To ensure experimental reliability when working with Recombinant Mouse Tnfsf11, researchers should implement comprehensive quality control measures:

• Protein Verification:

  • Confirm protein integrity via SDS-PAGE analysis before use

  • Verify bioactivity using a standardized osteoclastogenesis assay

  • Consider implementing a minimum activity threshold for experimental use

• Experimental Controls:

  • Include positive controls (known osteoclastogenic factors) in each experiment

  • Use negative controls (no Tnfsf11 treatment) to establish baseline

  • Consider including inhibitor controls (OPG or anti-RANKL antibody)
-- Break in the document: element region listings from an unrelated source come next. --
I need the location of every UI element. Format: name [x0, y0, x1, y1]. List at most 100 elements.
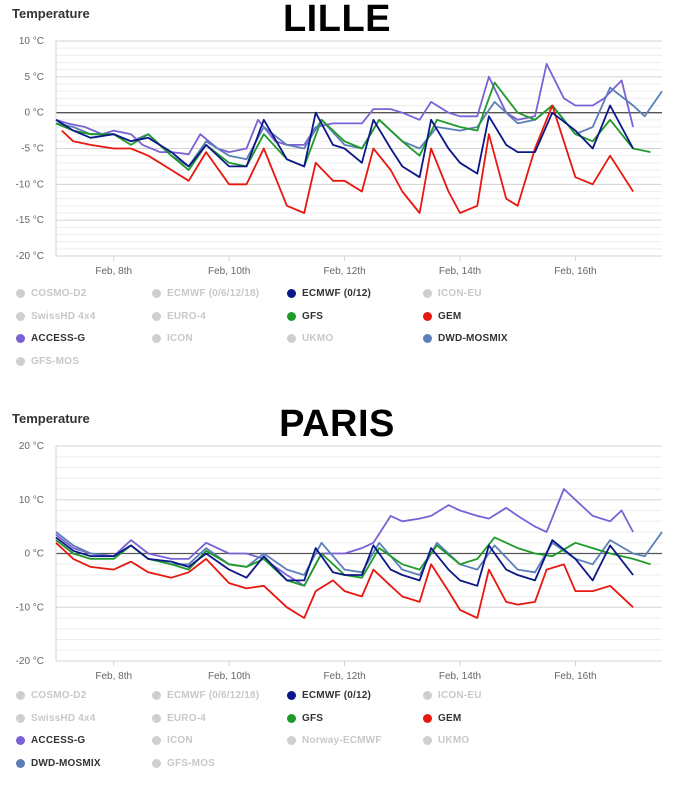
- legend-item-ecmwf-0-6-12-18[interactable]: ECMWF (0/6/12/18): [152, 288, 259, 299]
- legend-label: ICON: [167, 735, 193, 746]
- legend-item-dwd-mosmix[interactable]: DWD-MOSMIX: [423, 333, 508, 344]
- legend-dot-icon: [152, 334, 161, 343]
- legend-label: GFS: [302, 712, 324, 724]
- legend-item-dwd-mosmix[interactable]: DWD-MOSMIX: [16, 758, 101, 769]
- chart-paris: 20 °C 10 °C 0 °C -10 °C -20 °C Feb, 8th Feb, 1…: [16, 441, 663, 682]
- chart-lille: 10 °C 5 °C 0 °C -5 °C -10 °C -15 °C -20 °C Feb,…: [16, 36, 663, 277]
- legend-item-gem[interactable]: GEM: [423, 713, 461, 724]
- series-line-gem[interactable]: [55, 542, 634, 619]
- legend-dot-icon: [287, 713, 296, 723]
- legend-dot-icon: [16, 289, 25, 298]
- chart-panel-lille: 10 °C 5 °C 0 °C -5 °C -10 °C -15 °C -20 °C Feb,…: [12, 0, 663, 367]
- y-tick-label: -5 °C: [21, 144, 44, 155]
- series-line-gem[interactable]: [61, 104, 634, 214]
- legend-label: SwissHD 4x4: [31, 712, 96, 724]
- legend-item-ecmwf-0-6-12-18[interactable]: ECMWF (0/6/12/18): [152, 690, 259, 701]
- gridlines: [55, 40, 662, 257]
- chart-title-lille: LILLE: [282, 0, 392, 40]
- legend-dot-icon: [152, 736, 161, 745]
- legend-label: ACCESS-G: [31, 735, 86, 746]
- x-tick-label: Feb, 16th: [554, 266, 596, 277]
- legend-item-access-g[interactable]: ACCESS-G: [16, 735, 85, 746]
- series-line-gfs[interactable]: [55, 536, 651, 587]
- legend-dot-icon: [152, 289, 161, 298]
- legend-item-icon[interactable]: ICON: [152, 333, 193, 344]
- legend-label: ACCESS-G: [31, 333, 86, 344]
- legend-item-gfs-mos[interactable]: GFS-MOS: [152, 758, 215, 769]
- legend-label: ECMWF (0/6/12/18): [167, 690, 260, 701]
- y-tick-label: -20 °C: [16, 251, 44, 262]
- legend-dot-icon: [423, 311, 432, 321]
- legend-dot-icon: [423, 736, 432, 745]
- series-line-gfs[interactable]: [55, 81, 651, 171]
- legend-item-gem[interactable]: GEM: [423, 311, 461, 322]
- legend-dot-icon: [16, 311, 25, 321]
- legend-dot-icon: [152, 758, 161, 768]
- legend-label: ECMWF (0/12): [302, 690, 372, 701]
- legend-label: GFS-MOS: [31, 355, 80, 367]
- legend-item-icon-eu[interactable]: ICON-EU: [423, 288, 482, 299]
- legend-dot-icon: [423, 713, 432, 723]
- legend-item-icon[interactable]: ICON: [152, 735, 193, 746]
- legend-label: ICON: [167, 333, 193, 344]
- legend-label: UKMO: [438, 735, 470, 746]
- series-line-ecmwf-0-12[interactable]: [55, 536, 634, 587]
- legend-item-swisshd-4x4[interactable]: SwissHD 4x4: [16, 713, 95, 724]
- legend-dot-icon: [16, 691, 25, 700]
- chart-panel-paris: 20 °C 10 °C 0 °C -10 °C -20 °C Feb, 8th Feb, 1…: [0, 403, 674, 790]
- y-tick-label: 20 °C: [19, 441, 44, 452]
- legend-item-icon-eu[interactable]: ICON-EU: [423, 690, 482, 701]
- legend-dot-icon: [287, 691, 296, 700]
- legend-item-euro-4[interactable]: EURO-4: [152, 713, 206, 724]
- legend-item-norway-ecmwf[interactable]: Norway-ECMWF: [287, 735, 382, 746]
- legend-dot-icon: [287, 311, 296, 321]
- x-tick-label: Feb, 8th: [95, 266, 132, 277]
- legend-dot-icon: [16, 713, 25, 723]
- x-tick-label: Feb, 14th: [439, 671, 481, 682]
- legend-label: ECMWF (0/12): [302, 288, 372, 299]
- legend-label: Norway-ECMWF: [302, 735, 382, 746]
- legend-item-ecmwf-0-12[interactable]: ECMWF (0/12): [287, 288, 371, 299]
- y-tick-label: -15 °C: [16, 215, 44, 226]
- legend-label: DWD-MOSMIX: [438, 333, 508, 344]
- legend-label: UKMO: [302, 333, 334, 344]
- legend-item-cosmo-d2[interactable]: COSMO-D2: [16, 288, 87, 299]
- y-axis-title: Temperature: [12, 411, 90, 426]
- legend-dot-icon: [16, 758, 25, 768]
- legend-item-cosmo-d2[interactable]: COSMO-D2: [16, 690, 87, 701]
- legend-label: ICON-EU: [438, 690, 482, 701]
- legend-label: ICON-EU: [438, 288, 482, 299]
- legend-dot-icon: [287, 334, 296, 343]
- series-line-ecmwf-0-12[interactable]: [55, 104, 634, 179]
- y-tick-label: -20 °C: [16, 656, 44, 667]
- legend-dot-icon: [423, 334, 432, 343]
- y-tick-label: 10 °C: [19, 495, 44, 506]
- legend-label: DWD-MOSMIX: [31, 757, 101, 769]
- y-tick-label: -10 °C: [16, 179, 44, 190]
- legend-item-gfs[interactable]: GFS: [287, 713, 323, 724]
- legend-item-euro-4[interactable]: EURO-4: [152, 311, 206, 322]
- legend-dot-icon: [16, 736, 25, 745]
- series-line-access-g[interactable]: [55, 488, 634, 587]
- legend-dot-icon: [152, 691, 161, 700]
- y-axis-title: Temperature: [12, 6, 90, 21]
- legend-dot-icon: [423, 289, 432, 298]
- legend-item-access-g[interactable]: ACCESS-G: [16, 333, 85, 344]
- x-tick-label: Feb, 10th: [208, 266, 250, 277]
- legend-label: COSMO-D2: [31, 288, 87, 299]
- legend-item-swisshd-4x4[interactable]: SwissHD 4x4: [16, 311, 95, 322]
- y-tick-label: -10 °C: [16, 602, 44, 613]
- legend-item-gfs[interactable]: GFS: [287, 311, 323, 322]
- y-tick-label: 10 °C: [19, 36, 44, 47]
- legend-item-gfs-mos[interactable]: GFS-MOS: [16, 356, 79, 367]
- legend-dot-icon: [16, 356, 25, 366]
- chart-title-paris: PARIS: [279, 403, 395, 445]
- x-tick-label: Feb, 16th: [554, 671, 596, 682]
- legend-item-ecmwf-0-12[interactable]: ECMWF (0/12): [287, 690, 371, 701]
- series-line-access-g[interactable]: [55, 63, 634, 156]
- legend-item-ukmo[interactable]: UKMO: [423, 735, 469, 746]
- legend-item-ukmo[interactable]: UKMO: [287, 333, 333, 344]
- x-tick-label: Feb, 12th: [323, 671, 365, 682]
- y-tick-label: 0 °C: [24, 108, 44, 119]
- x-tick-label: Feb, 8th: [95, 671, 132, 682]
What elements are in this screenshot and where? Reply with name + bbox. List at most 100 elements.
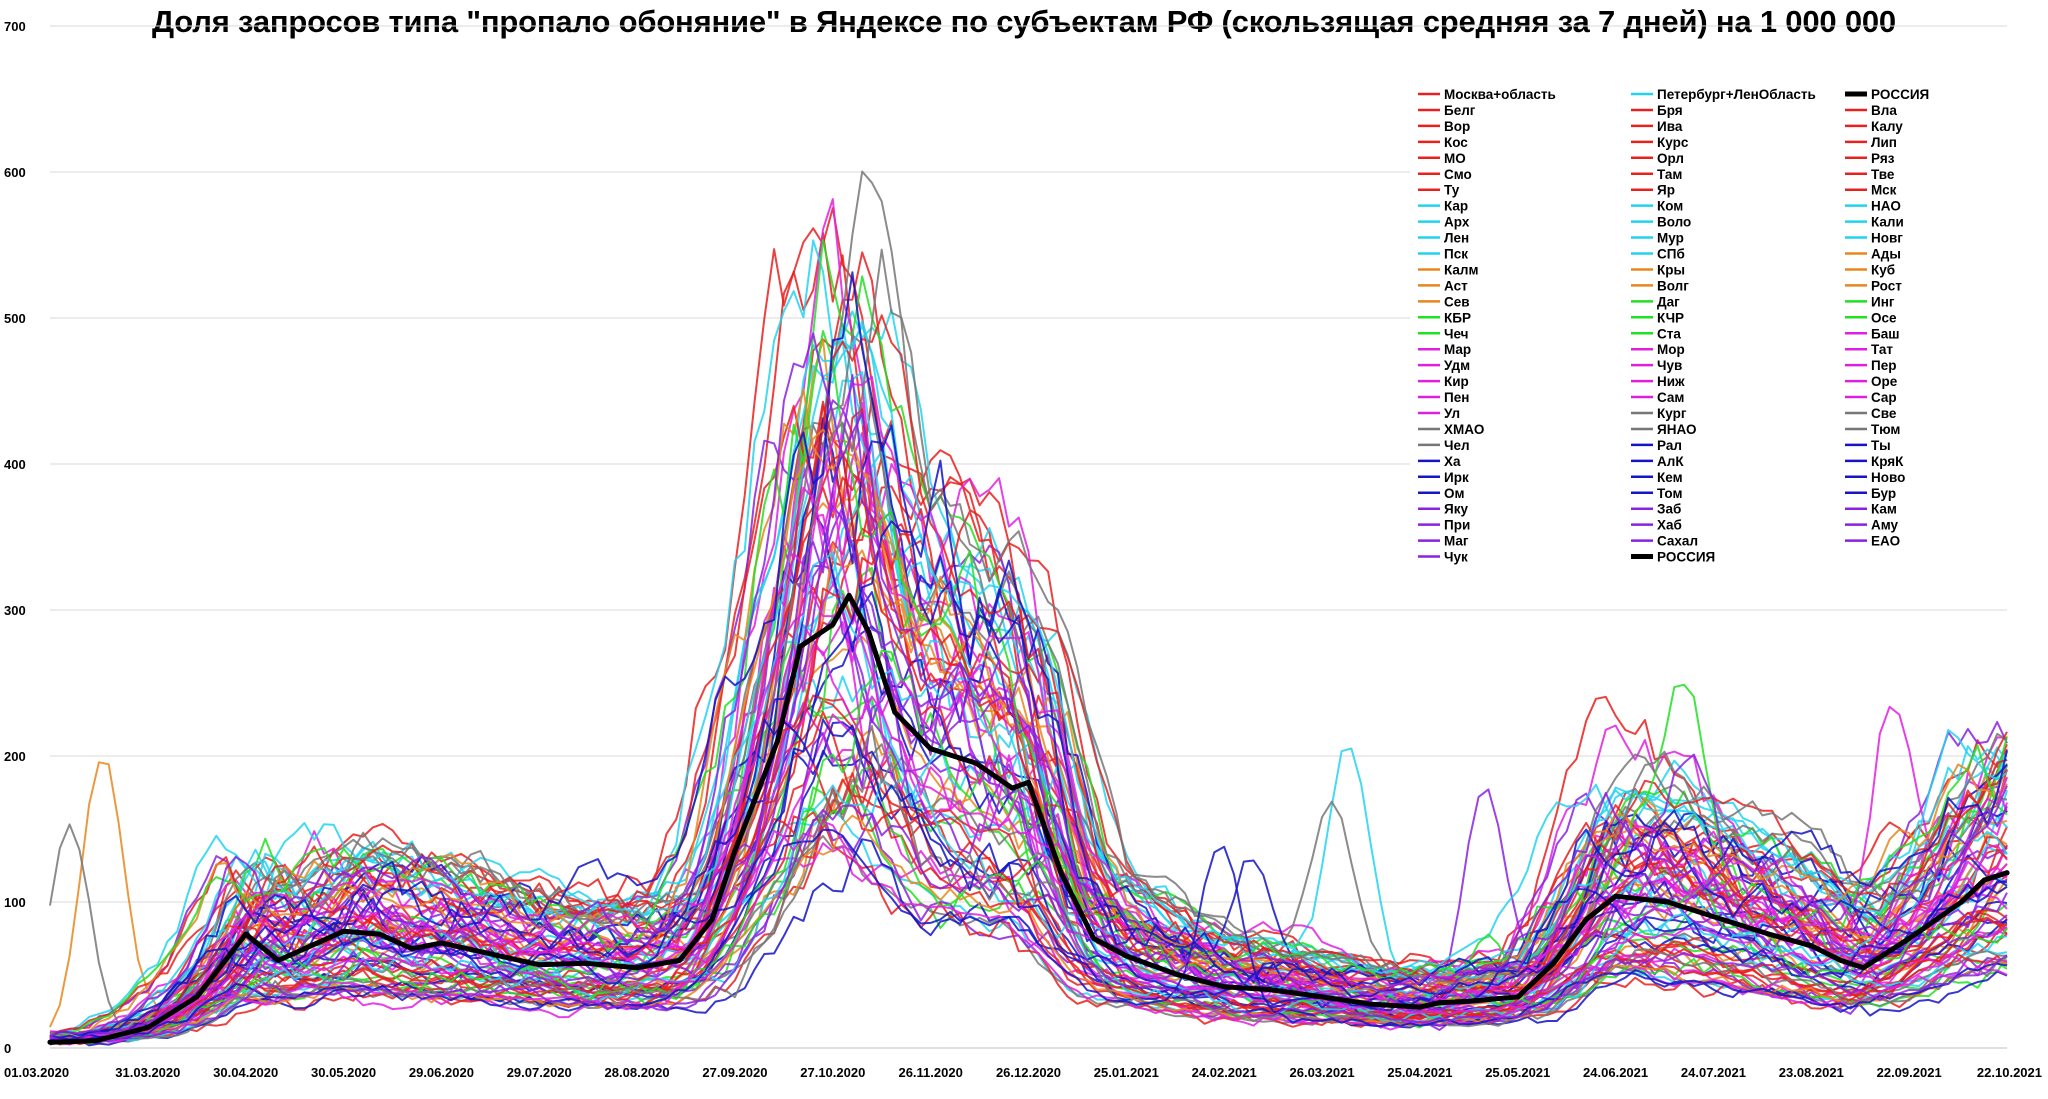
region-series-line: [49, 814, 2008, 1046]
russia-data-point: [1417, 1004, 1423, 1010]
russia-data-point: [1551, 960, 1557, 966]
legend-label: Смо: [1444, 167, 1472, 182]
legend-label: Чук: [1444, 550, 1468, 565]
russia-data-point: [491, 952, 497, 958]
legend-label: Чеч: [1444, 326, 1469, 341]
legend-label: Кали: [1871, 215, 1904, 230]
x-tick-label: 26.03.2021: [1290, 1065, 1355, 1080]
legend-label: Ново: [1871, 470, 1905, 485]
legend-label: Калу: [1871, 119, 1903, 134]
russia-data-point: [217, 965, 223, 971]
legend-label: СПб: [1657, 247, 1685, 262]
legend-label: Сам: [1657, 390, 1684, 405]
legend-label: Оре: [1871, 374, 1898, 389]
russia-data-point: [1437, 1000, 1442, 1006]
russia-data-point: [376, 931, 382, 937]
legend-label: Инг: [1871, 294, 1895, 309]
y-tick-label: 0: [4, 1041, 11, 1056]
legend-label: Мск: [1871, 183, 1897, 198]
legend-label: Том: [1657, 486, 1682, 501]
legend-label: Мар: [1444, 342, 1471, 357]
legend-label: КЧР: [1657, 310, 1684, 325]
legend-label: Чув: [1657, 358, 1682, 373]
russia-data-point: [1515, 994, 1521, 1000]
x-tick-label: 25.05.2021: [1485, 1065, 1550, 1080]
russia-data-point: [93, 1038, 99, 1044]
legend-label: Ады: [1871, 247, 1901, 262]
russia-data-point: [1319, 994, 1325, 1000]
russia-data-point: [1091, 936, 1097, 941]
legend-label: Ту: [1444, 183, 1460, 198]
legend-label: Куб: [1871, 262, 1895, 277]
russia-data-point: [2004, 870, 2010, 876]
russia-data-point: [409, 946, 415, 952]
y-tick-label: 100: [4, 895, 26, 910]
legend-label: Ты: [1871, 438, 1891, 453]
legend-label: Тат: [1871, 342, 1893, 357]
legend-label: Кир: [1444, 374, 1469, 389]
legend-label: Лен: [1444, 231, 1469, 246]
russia-data-point: [536, 962, 542, 968]
russia-data-point: [1176, 972, 1181, 978]
legend-label: Рал: [1657, 438, 1682, 453]
russia-data-point: [1838, 957, 1844, 963]
russia-data-point: [1583, 917, 1589, 922]
russia-data-point: [1861, 965, 1866, 971]
russia-data-point: [308, 943, 314, 949]
russia-data-point: [1221, 984, 1227, 990]
russia-data-point: [1368, 1001, 1374, 1007]
russia-data-point: [1466, 998, 1472, 1004]
legend-label: Кар: [1444, 199, 1468, 214]
legend-label: Арх: [1444, 215, 1470, 230]
region-series-line: [49, 248, 2008, 1039]
legend: Москва+областьБелгВорКосМОСмоТуКарАрхЛен…: [1410, 86, 2036, 569]
region-series-line: [49, 506, 2008, 1044]
russia-data-point: [1808, 943, 1814, 949]
x-tick-label: 27.09.2020: [702, 1065, 767, 1080]
legend-label: Бур: [1871, 486, 1896, 501]
region-series-line: [49, 400, 2008, 1041]
legend-label: Хаб: [1657, 518, 1682, 533]
x-tick-label: 31.03.2020: [115, 1065, 180, 1080]
region-series-line: [49, 777, 2008, 1045]
legend-label: Яр: [1657, 183, 1675, 198]
x-tick-label: 26.11.2020: [898, 1065, 962, 1080]
legend-label: Сар: [1871, 390, 1897, 405]
legend-label: Кры: [1657, 262, 1685, 277]
russia-data-point: [275, 957, 281, 963]
x-tick-label: 30.05.2020: [311, 1065, 376, 1080]
x-tick-label: 22.09.2021: [1877, 1065, 1942, 1080]
x-tick-label: 24.06.2021: [1583, 1065, 1648, 1080]
legend-label: Пск: [1444, 247, 1468, 262]
x-tick-label: 25.01.2021: [1094, 1065, 1159, 1080]
x-tick-label: 22.10.2021: [1977, 1065, 2042, 1080]
russia-data-point: [47, 1039, 53, 1045]
legend-label: Пен: [1444, 390, 1469, 405]
russia-data-point: [1009, 785, 1015, 791]
russia-data-point: [1766, 931, 1772, 937]
legend-label: Бря: [1657, 103, 1683, 118]
russia-data-point: [634, 965, 640, 971]
legend-label: Новг: [1871, 231, 1903, 246]
region-series-line: [49, 332, 2008, 1038]
legend-label: ЯНАО: [1657, 422, 1697, 437]
x-tick-label: 25.04.2021: [1387, 1065, 1452, 1080]
region-series-line: [49, 374, 2008, 1042]
legend-label: Аму: [1871, 518, 1899, 533]
russia-data-point: [973, 760, 979, 766]
region-series-line: [49, 551, 2008, 1039]
russia-data-point: [830, 622, 836, 628]
legend-label: МО: [1444, 151, 1466, 166]
legend-label: Тюм: [1871, 422, 1900, 437]
legend-label: Удм: [1444, 358, 1470, 373]
y-tick-label: 300: [4, 603, 26, 618]
legend-label: Вор: [1444, 119, 1470, 134]
legend-label: Курс: [1657, 135, 1689, 150]
russia-data-point: [1665, 899, 1671, 905]
legend-label: КБР: [1444, 310, 1471, 325]
legend-label: РОССИЯ: [1657, 550, 1715, 565]
legend-label: Даг: [1657, 294, 1680, 309]
russia-data-point: [732, 848, 738, 854]
region-series-line: [49, 694, 2008, 1044]
legend-label: Тве: [1871, 167, 1895, 182]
• Reproducibility Measures:

  • Document lot numbers and source of recombinant protein

  • Standardize cell culture conditions and passage numbers

  • Implement consistent protocols for reconstitution and storage

  • Conduct regular testing of frozen aliquots for activity maintenance

• Advanced Validation:

  • Periodically verify protein by mass spectrometry

  • Test for endotoxin contamination that could confound inflammatory responses

  • Compare activity across different commercial sources or in-house preparations

  • Consider orthogonal assays to confirm specific Tnfsf11-dependent effects

These quality control measures are essential for maintaining experimental consistency and ensuring reliable research outcomes when working with this critical signaling protein.